Wenn es um gesundheitliche Probleme geht, müssen Männer vor allem nach Prostatakrebs Ausschau halten. Prostatakrebs ist eine der am häufigsten diagnostizierten Krebsarten bei Männern und die zweithäufigste Todesursache nach Lungenkrebs. Was es extrem gefährlich macht, ist die Tatsache, dass die Mehrheit der Männer es entdeckt, wenn es nichts mehr zu tun gibt. Deshalb müssen Männer zum Arzt gehen und sich testen lassen, wenn die kleinsten Symptome auftreten.

Schmerzen

Es ist nicht ungewöhnlich, dass sich Prostatakrebs auf die Knochen ausbreitet. Deshalb klagen viele Männer über Knochenschmerzen. Es gibt andere Fälle, in denen Patienten aufgrund der epiduralen Ausbreitung der Krankheit ein Impingement des Rückenmarks entwickeln können. Von diesem Moment an werden Schmerzen oder neurologische Schäden auftreten, je nachdem, wo sich die Wirbelsäulenläsion befindet. Ganz zu schweigen von anderen Nebenwirkungen wie Darmverlust, Blasenfunktion, Gehfähigkeit etc.

Symptome

Der Prostatakrebs, auch als stiller Killer bekannt, überrascht die Menschen, weil er keine genauen Symptome zeigt. Die Symptome, die man fühlen könnte, sind denen sehr ähnlich, die Prostatainfektionen beschreiben. Diese nicht schlüssigen Merkmale sind diejenigen, die die Diagnose von Prostatakrebs erschweren können. Es empfiehlt sich, bei den ersten Anzeichen, dass etwas nicht stimmt, oder regelmäßig zum Haus- oder Facharzt zu gehen.

Genaue Zeichen

Unter den Anzeichen, die auf Prostatakrebs hinweisen können, sollten wir erwähnen: Blut im Urin (kann mit bloßem Auge oder mikroskopisch gesehen werden), Schmerzen beim Wasserlassen, Schwellungen, Gewichtsverlust, Unfähigkeit, Wasser zu lassen usw. Die Symptome wird möglicherweise nicht immer angezeigt, sodass die Diagnose normalerweise zufällig erfolgt.

Genetik

Genetik spielt eine sehr wichtige Rolle bei der Evolution von Krebs. Wenn also ein Mann einen Vater oder ein Geschwister hat, das an dieser Krankheit leidet, verdoppelt sich die Chance, sie zu entwickeln. Dies kann jedoch als halbe gute Nachricht angesehen werden, denn durch die Untersuchung des Genoms eines Mannes sind Spezialisten in der Lage, die richtige Art von Behandlung und Medikamenten vorherzusagen.

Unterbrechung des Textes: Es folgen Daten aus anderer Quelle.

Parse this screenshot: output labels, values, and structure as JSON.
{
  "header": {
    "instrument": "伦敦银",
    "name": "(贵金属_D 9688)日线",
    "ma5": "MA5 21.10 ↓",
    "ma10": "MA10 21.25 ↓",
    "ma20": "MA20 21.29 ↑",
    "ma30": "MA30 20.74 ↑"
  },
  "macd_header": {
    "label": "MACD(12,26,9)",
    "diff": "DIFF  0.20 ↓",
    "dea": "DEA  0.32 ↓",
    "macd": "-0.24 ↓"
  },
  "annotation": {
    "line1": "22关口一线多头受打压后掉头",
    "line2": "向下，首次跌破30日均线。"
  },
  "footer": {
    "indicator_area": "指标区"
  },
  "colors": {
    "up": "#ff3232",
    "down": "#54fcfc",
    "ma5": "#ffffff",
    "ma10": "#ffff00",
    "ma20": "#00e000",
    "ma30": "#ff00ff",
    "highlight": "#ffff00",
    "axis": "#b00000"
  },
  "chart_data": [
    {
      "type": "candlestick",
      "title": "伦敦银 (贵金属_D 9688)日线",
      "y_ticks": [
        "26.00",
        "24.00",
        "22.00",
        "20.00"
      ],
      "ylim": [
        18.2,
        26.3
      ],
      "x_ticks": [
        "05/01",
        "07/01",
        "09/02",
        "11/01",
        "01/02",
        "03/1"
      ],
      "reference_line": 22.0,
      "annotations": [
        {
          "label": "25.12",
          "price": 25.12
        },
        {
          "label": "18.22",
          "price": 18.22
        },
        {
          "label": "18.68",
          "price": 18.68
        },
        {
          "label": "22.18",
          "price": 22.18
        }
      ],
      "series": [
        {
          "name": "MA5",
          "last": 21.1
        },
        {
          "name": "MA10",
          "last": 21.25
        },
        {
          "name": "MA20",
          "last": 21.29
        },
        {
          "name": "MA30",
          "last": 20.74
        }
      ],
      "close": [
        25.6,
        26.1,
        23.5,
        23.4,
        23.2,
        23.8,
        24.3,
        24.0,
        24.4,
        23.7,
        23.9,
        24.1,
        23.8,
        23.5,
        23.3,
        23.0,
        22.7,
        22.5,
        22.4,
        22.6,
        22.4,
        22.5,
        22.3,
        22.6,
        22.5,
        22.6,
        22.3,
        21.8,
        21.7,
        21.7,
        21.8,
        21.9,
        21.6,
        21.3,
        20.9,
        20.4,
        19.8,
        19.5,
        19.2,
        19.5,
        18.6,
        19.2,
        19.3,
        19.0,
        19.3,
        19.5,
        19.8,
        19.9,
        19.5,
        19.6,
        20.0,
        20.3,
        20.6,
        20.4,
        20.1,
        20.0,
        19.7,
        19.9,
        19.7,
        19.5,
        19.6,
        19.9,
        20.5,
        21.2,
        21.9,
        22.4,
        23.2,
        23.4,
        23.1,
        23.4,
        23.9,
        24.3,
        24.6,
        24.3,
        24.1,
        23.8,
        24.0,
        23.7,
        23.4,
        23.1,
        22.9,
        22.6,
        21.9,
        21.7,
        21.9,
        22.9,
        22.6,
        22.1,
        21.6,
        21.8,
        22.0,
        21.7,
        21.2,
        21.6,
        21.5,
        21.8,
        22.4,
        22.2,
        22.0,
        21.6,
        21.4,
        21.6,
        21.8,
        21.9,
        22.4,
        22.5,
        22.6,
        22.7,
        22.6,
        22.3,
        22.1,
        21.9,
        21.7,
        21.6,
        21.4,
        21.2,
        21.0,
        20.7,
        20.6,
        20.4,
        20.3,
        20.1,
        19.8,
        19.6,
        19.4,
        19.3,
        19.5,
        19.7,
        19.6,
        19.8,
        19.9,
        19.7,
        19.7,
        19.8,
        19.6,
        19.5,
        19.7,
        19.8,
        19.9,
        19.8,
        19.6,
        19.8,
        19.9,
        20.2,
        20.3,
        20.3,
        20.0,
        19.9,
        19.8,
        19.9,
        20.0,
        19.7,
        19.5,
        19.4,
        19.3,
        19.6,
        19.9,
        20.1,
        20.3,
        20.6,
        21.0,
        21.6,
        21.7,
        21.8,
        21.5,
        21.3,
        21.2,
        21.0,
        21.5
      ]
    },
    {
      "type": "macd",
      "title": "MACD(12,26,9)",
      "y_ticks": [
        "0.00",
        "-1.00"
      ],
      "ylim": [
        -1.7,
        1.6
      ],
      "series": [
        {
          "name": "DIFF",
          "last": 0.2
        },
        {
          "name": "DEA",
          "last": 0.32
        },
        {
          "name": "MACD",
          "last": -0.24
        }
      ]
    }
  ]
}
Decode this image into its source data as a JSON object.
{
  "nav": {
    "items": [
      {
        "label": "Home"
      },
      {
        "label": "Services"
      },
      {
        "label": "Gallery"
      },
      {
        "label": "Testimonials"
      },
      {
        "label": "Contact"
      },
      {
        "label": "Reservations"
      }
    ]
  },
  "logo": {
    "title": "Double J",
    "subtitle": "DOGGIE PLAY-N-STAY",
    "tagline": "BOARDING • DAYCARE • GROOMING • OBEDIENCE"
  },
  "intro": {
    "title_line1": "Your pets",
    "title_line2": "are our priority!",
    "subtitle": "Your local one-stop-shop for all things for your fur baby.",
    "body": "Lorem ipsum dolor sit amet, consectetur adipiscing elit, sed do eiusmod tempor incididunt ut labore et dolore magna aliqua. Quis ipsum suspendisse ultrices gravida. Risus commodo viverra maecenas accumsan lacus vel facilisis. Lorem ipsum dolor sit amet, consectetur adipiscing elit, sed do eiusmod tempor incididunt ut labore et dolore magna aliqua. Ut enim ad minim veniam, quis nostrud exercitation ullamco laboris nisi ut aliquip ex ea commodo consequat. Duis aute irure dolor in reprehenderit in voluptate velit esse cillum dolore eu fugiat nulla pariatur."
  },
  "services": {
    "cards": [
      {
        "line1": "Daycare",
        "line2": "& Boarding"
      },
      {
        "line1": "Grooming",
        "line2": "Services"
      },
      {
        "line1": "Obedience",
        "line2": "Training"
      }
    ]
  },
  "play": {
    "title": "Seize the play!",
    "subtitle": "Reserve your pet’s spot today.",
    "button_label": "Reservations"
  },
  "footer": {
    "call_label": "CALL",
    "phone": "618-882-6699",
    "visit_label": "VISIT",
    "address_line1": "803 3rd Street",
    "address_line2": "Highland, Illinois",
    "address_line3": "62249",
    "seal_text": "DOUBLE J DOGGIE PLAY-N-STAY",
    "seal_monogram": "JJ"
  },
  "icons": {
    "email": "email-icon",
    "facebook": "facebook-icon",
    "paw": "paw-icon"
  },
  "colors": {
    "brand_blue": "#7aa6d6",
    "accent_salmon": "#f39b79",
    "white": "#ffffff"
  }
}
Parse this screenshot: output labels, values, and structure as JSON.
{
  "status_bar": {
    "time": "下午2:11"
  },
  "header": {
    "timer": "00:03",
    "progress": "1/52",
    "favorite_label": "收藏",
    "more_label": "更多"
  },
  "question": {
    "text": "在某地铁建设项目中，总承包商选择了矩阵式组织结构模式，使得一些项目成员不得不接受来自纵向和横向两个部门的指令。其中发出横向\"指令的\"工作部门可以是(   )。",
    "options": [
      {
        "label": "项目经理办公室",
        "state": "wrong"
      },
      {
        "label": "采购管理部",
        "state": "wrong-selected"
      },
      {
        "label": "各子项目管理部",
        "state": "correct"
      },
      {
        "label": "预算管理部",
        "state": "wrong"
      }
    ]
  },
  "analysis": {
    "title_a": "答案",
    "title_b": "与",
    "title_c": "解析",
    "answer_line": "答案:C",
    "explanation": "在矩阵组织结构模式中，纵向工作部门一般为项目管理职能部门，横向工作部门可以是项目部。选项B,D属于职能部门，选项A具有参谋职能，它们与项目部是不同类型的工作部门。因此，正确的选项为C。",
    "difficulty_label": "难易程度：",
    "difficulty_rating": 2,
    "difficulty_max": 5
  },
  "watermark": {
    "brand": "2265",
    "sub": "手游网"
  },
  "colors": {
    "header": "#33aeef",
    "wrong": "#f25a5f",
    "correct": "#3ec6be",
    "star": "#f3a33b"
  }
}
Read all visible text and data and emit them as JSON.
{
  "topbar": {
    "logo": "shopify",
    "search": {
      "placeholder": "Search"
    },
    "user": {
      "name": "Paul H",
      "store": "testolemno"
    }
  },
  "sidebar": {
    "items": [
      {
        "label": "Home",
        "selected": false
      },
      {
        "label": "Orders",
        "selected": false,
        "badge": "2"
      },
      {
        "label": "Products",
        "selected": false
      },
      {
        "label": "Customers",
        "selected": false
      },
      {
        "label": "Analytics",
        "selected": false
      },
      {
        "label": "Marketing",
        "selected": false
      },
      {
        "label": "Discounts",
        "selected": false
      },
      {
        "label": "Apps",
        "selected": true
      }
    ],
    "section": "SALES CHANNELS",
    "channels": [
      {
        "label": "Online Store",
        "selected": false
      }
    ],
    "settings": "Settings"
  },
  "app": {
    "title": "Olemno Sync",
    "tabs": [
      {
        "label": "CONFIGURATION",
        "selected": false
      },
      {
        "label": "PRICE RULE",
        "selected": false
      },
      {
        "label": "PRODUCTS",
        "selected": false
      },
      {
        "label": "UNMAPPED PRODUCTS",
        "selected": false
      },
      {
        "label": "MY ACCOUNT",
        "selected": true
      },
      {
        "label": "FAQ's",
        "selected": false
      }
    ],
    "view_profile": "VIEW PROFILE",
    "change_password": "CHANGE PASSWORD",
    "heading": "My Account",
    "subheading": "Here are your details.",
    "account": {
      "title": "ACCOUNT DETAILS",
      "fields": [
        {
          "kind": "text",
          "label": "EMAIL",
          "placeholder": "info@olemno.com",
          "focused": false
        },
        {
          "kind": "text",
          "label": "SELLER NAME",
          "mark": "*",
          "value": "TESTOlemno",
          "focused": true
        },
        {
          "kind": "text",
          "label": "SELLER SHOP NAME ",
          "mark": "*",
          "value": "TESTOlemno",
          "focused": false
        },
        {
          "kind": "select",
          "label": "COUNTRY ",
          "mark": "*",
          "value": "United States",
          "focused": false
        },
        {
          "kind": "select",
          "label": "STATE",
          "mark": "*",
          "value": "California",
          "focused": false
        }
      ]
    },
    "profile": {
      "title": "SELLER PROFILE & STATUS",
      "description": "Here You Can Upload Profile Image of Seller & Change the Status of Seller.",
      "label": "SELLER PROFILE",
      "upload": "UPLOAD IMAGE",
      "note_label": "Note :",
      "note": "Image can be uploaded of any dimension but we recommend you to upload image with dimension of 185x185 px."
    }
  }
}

Regelmäßiges, schnelles Gehen kann bei Prostatakrebs tatsächlich helfen. Zum Beispiel wurde eine Stagnation des Krebses bei Männern festgestellt, die mindestens 3 Stunden/Woche einen regelmäßigen Spaziergang mit einer konstanten Geschwindigkeit von 3 Meilen/Stunde (oder sogar mehr) gemacht haben.

Behandlung

Die Behandlung hängt von der Größe des Tumors, der Widerstandsfähigkeit des Körpers und vielen anderen Faktoren ab. In solchen Situationen ist es wichtig, schnell zu denken und zu handeln und alle möglichen Lösungen auszuprobieren. Die Nebenwirkungen ähneln in der Regel denen der Strahlentherapie. Eine Reihe von Patienten hat jedoch berichtet, dass bei der Protonentherapie die Nebenwirkungen weniger heftig sind. Danach ist ein weiterer wichtiger Schritt die Therapie zur Wiederherstellung der erektilen Funktion. Ein voller Erfolg ist jedoch nicht immer garantiert.

Krebs kann definitiv ein erschreckendes Wort sein. Aber es ist wichtig, optimistisch zu bleiben und daran zu denken, dass eine Behandlung, wenn sie im Frühstadium erkannt wird, hundertprozentig erfolgreich sein kann.